Now to our focused character for this week, the victim. We don’t know much about this guy. We know that he is leaving Jerusalem, maybe he was there for religious purposes, maybe he lives in Jerusalem and he’s traveling to Jericho, regardless he finds himself in a difficult situation. Not only is he robbed, the thieves take his clothes, beat him, and leave him for dead. After this the victim is merely along for the ride. He is sidestepped by a priest and a Levite but he is rescued by the Samaritan. Is this surprising? Would the victim be OK with a Samaritan helping him? It’s an odd question as he is presumably death without this rescue but some have argued that cultural differences between the victim and the Samaritan would have made this rescue unlikely at best. He cares for the man, transports him to an Inn, and pays for his care. Why? Because he was moved by compassion to this man in need. This parable is bookended with this conversation between Jesus and the expert. Jesus asks him, “Who was a neighbor to the man in need?” The expert doesn’t refer to him as the Samaritan but rather “the one who showed him mercy” to which Jesus replies, “Go and do likewise.”

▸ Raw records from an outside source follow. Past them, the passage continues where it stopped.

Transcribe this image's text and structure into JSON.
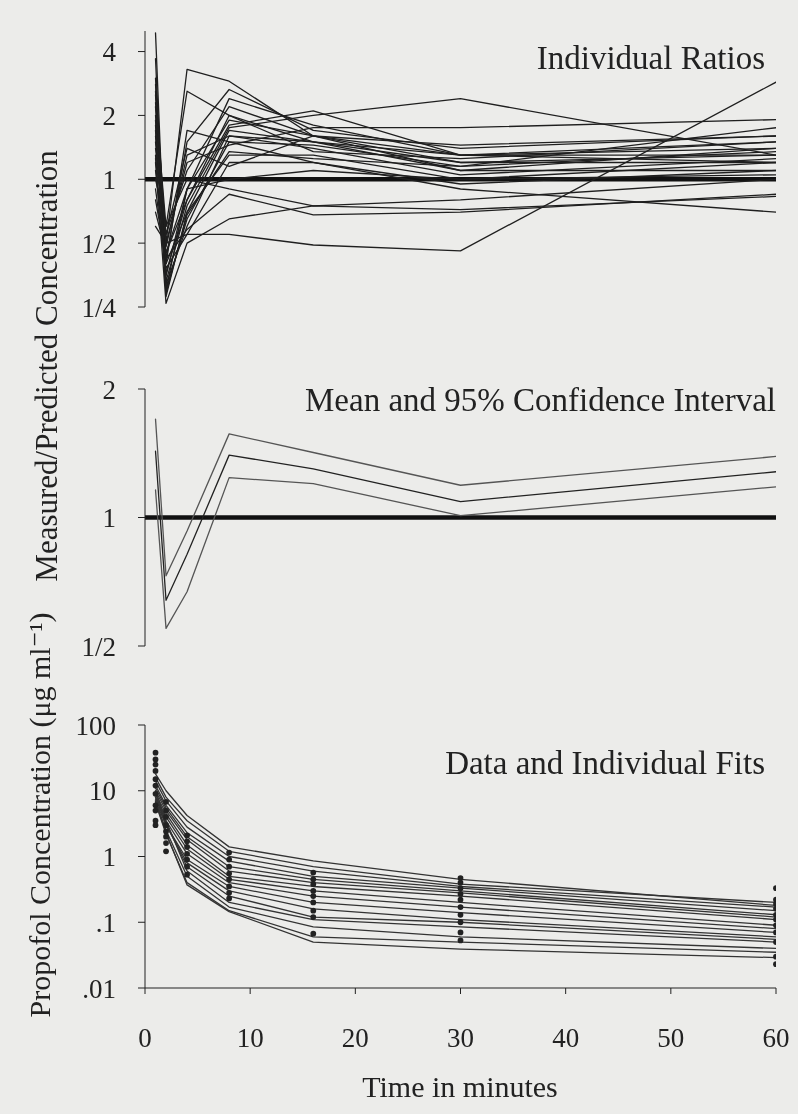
{
  "chart_data": [
    {
      "type": "line",
      "title": "Individual Ratios",
      "ylabel": "Measured/Predicted Concentration",
      "x": [
        1,
        2,
        4,
        8,
        16,
        30,
        60
      ],
      "xlim": [
        0,
        60
      ],
      "ylim": [
        0.25,
        5
      ],
      "yticks": [
        {
          "value": 0.25,
          "label": "1/4"
        },
        {
          "value": 0.5,
          "label": "1/2"
        },
        1,
        2,
        4
      ],
      "log": "y",
      "tick_labels": "y",
      "ref_lines": [
        {
          "axis": "y",
          "value": 1,
          "color": "#111111"
        }
      ],
      "series": [
        {
          "color": "#1f1f1f",
          "values": [
            4.9,
            0.3,
            0.9,
            1.9,
            1.6,
            1.3,
            1.3
          ]
        },
        {
          "color": "#1f1f1f",
          "values": [
            3.7,
            0.28,
            0.7,
            1.7,
            1.5,
            1.2,
            1.2
          ]
        },
        {
          "color": "#1f1f1f",
          "values": [
            2.8,
            0.5,
            3.3,
            2.9,
            1.6,
            1.1,
            1.4
          ]
        },
        {
          "color": "#1f1f1f",
          "values": [
            2.3,
            0.6,
            2.6,
            2.0,
            1.5,
            1.3,
            1.5
          ]
        },
        {
          "color": "#1f1f1f",
          "values": [
            2.5,
            0.42,
            1.5,
            2.65,
            1.7,
            1.4,
            1.6
          ]
        },
        {
          "color": "#1f1f1f",
          "values": [
            1.8,
            0.35,
            0.9,
            2.4,
            1.8,
            1.3,
            1.4
          ]
        },
        {
          "color": "#1f1f1f",
          "values": [
            2.0,
            0.55,
            1.1,
            2.2,
            1.6,
            1.2,
            1.3
          ]
        },
        {
          "color": "#1f1f1f",
          "values": [
            1.5,
            0.45,
            0.8,
            1.8,
            2.1,
            1.3,
            1.2
          ]
        },
        {
          "color": "#1f1f1f",
          "values": [
            1.3,
            0.32,
            0.6,
            1.6,
            1.5,
            1.1,
            1.1
          ]
        },
        {
          "color": "#1f1f1f",
          "values": [
            1.1,
            0.4,
            0.7,
            1.3,
            1.3,
            1.0,
            1.2
          ]
        },
        {
          "color": "#1f1f1f",
          "values": [
            0.9,
            0.38,
            0.55,
            1.2,
            1.2,
            0.95,
            1.1
          ]
        },
        {
          "color": "#1f1f1f",
          "values": [
            0.7,
            0.45,
            0.9,
            1.0,
            1.1,
            1.0,
            1.05
          ]
        },
        {
          "color": "#1f1f1f",
          "values": [
            1.2,
            0.26,
            0.5,
            0.65,
            0.75,
            0.72,
            0.83
          ]
        },
        {
          "color": "#1f1f1f",
          "values": [
            0.6,
            0.5,
            0.55,
            0.55,
            0.49,
            0.46,
            2.87
          ]
        },
        {
          "color": "#1f1f1f",
          "values": [
            1.6,
            0.4,
            1.7,
            1.5,
            1.2,
            0.9,
            0.7
          ]
        },
        {
          "color": "#1f1f1f",
          "values": [
            2.2,
            0.33,
            0.75,
            1.75,
            2.0,
            2.4,
            1.3
          ]
        },
        {
          "color": "#1f1f1f",
          "values": [
            1.4,
            0.5,
            1.2,
            1.45,
            1.75,
            1.75,
            1.91
          ]
        },
        {
          "color": "#1f1f1f",
          "values": [
            1.0,
            0.6,
            1.0,
            0.9,
            0.75,
            0.8,
            1.0
          ]
        },
        {
          "color": "#1f1f1f",
          "values": [
            3.0,
            0.3,
            0.65,
            1.5,
            1.45,
            1.15,
            1.35
          ]
        },
        {
          "color": "#1f1f1f",
          "values": [
            1.7,
            0.36,
            0.8,
            2.0,
            1.35,
            1.25,
            1.5
          ]
        },
        {
          "color": "#1f1f1f",
          "values": [
            0.8,
            0.42,
            0.58,
            0.85,
            0.68,
            0.7,
            0.85
          ]
        },
        {
          "color": "#1f1f1f",
          "values": [
            2.6,
            0.48,
            1.3,
            1.6,
            1.4,
            1.05,
            1.25
          ]
        },
        {
          "color": "#1f1f1f",
          "values": [
            1.9,
            0.29,
            0.68,
            1.35,
            1.25,
            1.15,
            1.75
          ]
        },
        {
          "color": "#1f1f1f",
          "values": [
            1.25,
            0.55,
            1.4,
            1.15,
            1.6,
            1.45,
            1.6
          ]
        }
      ]
    },
    {
      "type": "line",
      "title": "Mean and 95% Confidence Interval",
      "x": [
        1,
        2,
        4,
        8,
        16,
        30,
        60
      ],
      "xlim": [
        0,
        60
      ],
      "ylim": [
        0.5,
        2
      ],
      "yticks": [
        {
          "value": 0.5,
          "label": "1/2"
        },
        1,
        2
      ],
      "log": "y",
      "tick_labels": "y",
      "ref_lines": [
        {
          "axis": "y",
          "value": 1,
          "color": "#111111"
        }
      ],
      "series": [
        {
          "color": "#555555",
          "values": [
            1.7,
            0.73,
            0.93,
            1.57,
            1.42,
            1.19,
            1.39
          ]
        },
        {
          "color": "#222222",
          "values": [
            1.43,
            0.64,
            0.82,
            1.4,
            1.3,
            1.09,
            1.28
          ]
        },
        {
          "color": "#555555",
          "values": [
            1.16,
            0.55,
            0.67,
            1.24,
            1.2,
            1.01,
            1.18
          ]
        }
      ]
    },
    {
      "type": "line",
      "title": "Data and Individual Fits",
      "xlabel": "Time in minutes",
      "ylabel": "Propofol Concentration (μg ml⁻¹)",
      "x": [
        1,
        2,
        4,
        8,
        16,
        30,
        60
      ],
      "xlim": [
        0,
        60
      ],
      "xticks": [
        0,
        10,
        20,
        30,
        40,
        50,
        60
      ],
      "ylim": [
        0.01,
        100
      ],
      "yticks": [
        {
          "value": 0.01,
          "label": ".01"
        },
        {
          "value": 0.1,
          "label": ".1"
        },
        1,
        10,
        100
      ],
      "log": "y",
      "series": [
        {
          "color": "#333333",
          "values": [
            18,
            10,
            4.2,
            1.4,
            0.86,
            0.45,
            0.18
          ]
        },
        {
          "color": "#333333",
          "values": [
            16,
            8,
            3.5,
            1.2,
            0.7,
            0.38,
            0.2
          ]
        },
        {
          "color": "#333333",
          "values": [
            14,
            7,
            2.8,
            1.0,
            0.6,
            0.35,
            0.17
          ]
        },
        {
          "color": "#333333",
          "values": [
            12,
            6,
            2.3,
            0.85,
            0.5,
            0.33,
            0.15
          ]
        },
        {
          "color": "#333333",
          "values": [
            11,
            5.5,
            2.0,
            0.7,
            0.45,
            0.3,
            0.13
          ]
        },
        {
          "color": "#333333",
          "values": [
            10,
            5,
            1.8,
            0.6,
            0.4,
            0.28,
            0.12
          ]
        },
        {
          "color": "#333333",
          "values": [
            9,
            4.5,
            1.5,
            0.5,
            0.35,
            0.25,
            0.11
          ]
        },
        {
          "color": "#333333",
          "values": [
            8,
            4,
            1.3,
            0.45,
            0.3,
            0.2,
            0.09
          ]
        },
        {
          "color": "#333333",
          "values": [
            7.5,
            3.5,
            1.1,
            0.4,
            0.25,
            0.17,
            0.08
          ]
        },
        {
          "color": "#333333",
          "values": [
            7,
            3,
            0.9,
            0.35,
            0.2,
            0.14,
            0.07
          ]
        },
        {
          "color": "#333333",
          "values": [
            8,
            3,
            0.8,
            0.3,
            0.16,
            0.11,
            0.06
          ]
        },
        {
          "color": "#333333",
          "values": [
            9,
            3.2,
            0.7,
            0.25,
            0.12,
            0.1,
            0.055
          ]
        },
        {
          "color": "#333333",
          "values": [
            10,
            3.5,
            0.6,
            0.2,
            0.11,
            0.085,
            0.05
          ]
        },
        {
          "color": "#333333",
          "values": [
            7,
            2.5,
            0.5,
            0.17,
            0.085,
            0.06,
            0.04
          ]
        },
        {
          "color": "#333333",
          "values": [
            6.5,
            2.2,
            0.4,
            0.15,
            0.06,
            0.05,
            0.035
          ]
        },
        {
          "color": "#333333",
          "values": [
            6.8,
            2.3,
            0.37,
            0.145,
            0.05,
            0.039,
            0.029
          ]
        },
        {
          "type": "scatter",
          "marker": "circle",
          "color": "#222222",
          "x": [
            1,
            1,
            1,
            1,
            1,
            1,
            1,
            1,
            1,
            1,
            1,
            2,
            2,
            2,
            2,
            2,
            2,
            2,
            2,
            4,
            4,
            4,
            4,
            4,
            4,
            4,
            8,
            8,
            8,
            8,
            8,
            8,
            8,
            8,
            16,
            16,
            16,
            16,
            16,
            16,
            16,
            16,
            16,
            30,
            30,
            30,
            30,
            30,
            30,
            30,
            30,
            30,
            30,
            60,
            60,
            60,
            60,
            60,
            60,
            60,
            60,
            60,
            60,
            60
          ],
          "values": [
            38,
            30,
            25,
            20,
            15,
            12,
            9,
            6,
            5,
            3.5,
            3,
            6.8,
            5,
            4,
            3,
            2.4,
            2,
            1.6,
            1.2,
            2.1,
            1.7,
            1.4,
            1.1,
            0.9,
            0.7,
            0.53,
            1.15,
            0.9,
            0.7,
            0.55,
            0.45,
            0.35,
            0.28,
            0.23,
            0.57,
            0.45,
            0.38,
            0.3,
            0.25,
            0.2,
            0.15,
            0.12,
            0.067,
            0.47,
            0.4,
            0.33,
            0.27,
            0.22,
            0.17,
            0.13,
            0.1,
            0.07,
            0.053,
            0.33,
            0.22,
            0.19,
            0.16,
            0.13,
            0.11,
            0.09,
            0.07,
            0.05,
            0.03,
            0.023
          ]
        }
      ]
    }
  ]
}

This story doesn’t happen without the victim. The victim doesn’t go looking for this situation, it happens to him, and it leads to an opportunity for compassion. How do we respond to those who are in need, especially when it is out of their control? How do we hope others will respond to us when we find ourselves in need? This is something that we are struggling with today. Do we come to the aid of those who are in need or do they just need to pull harder on those boot straps? How do we hope others will respond when we encounter struggles and we are literally or metaphorically, left for dead? Hopefully there are still neighbors out there who will show mercy.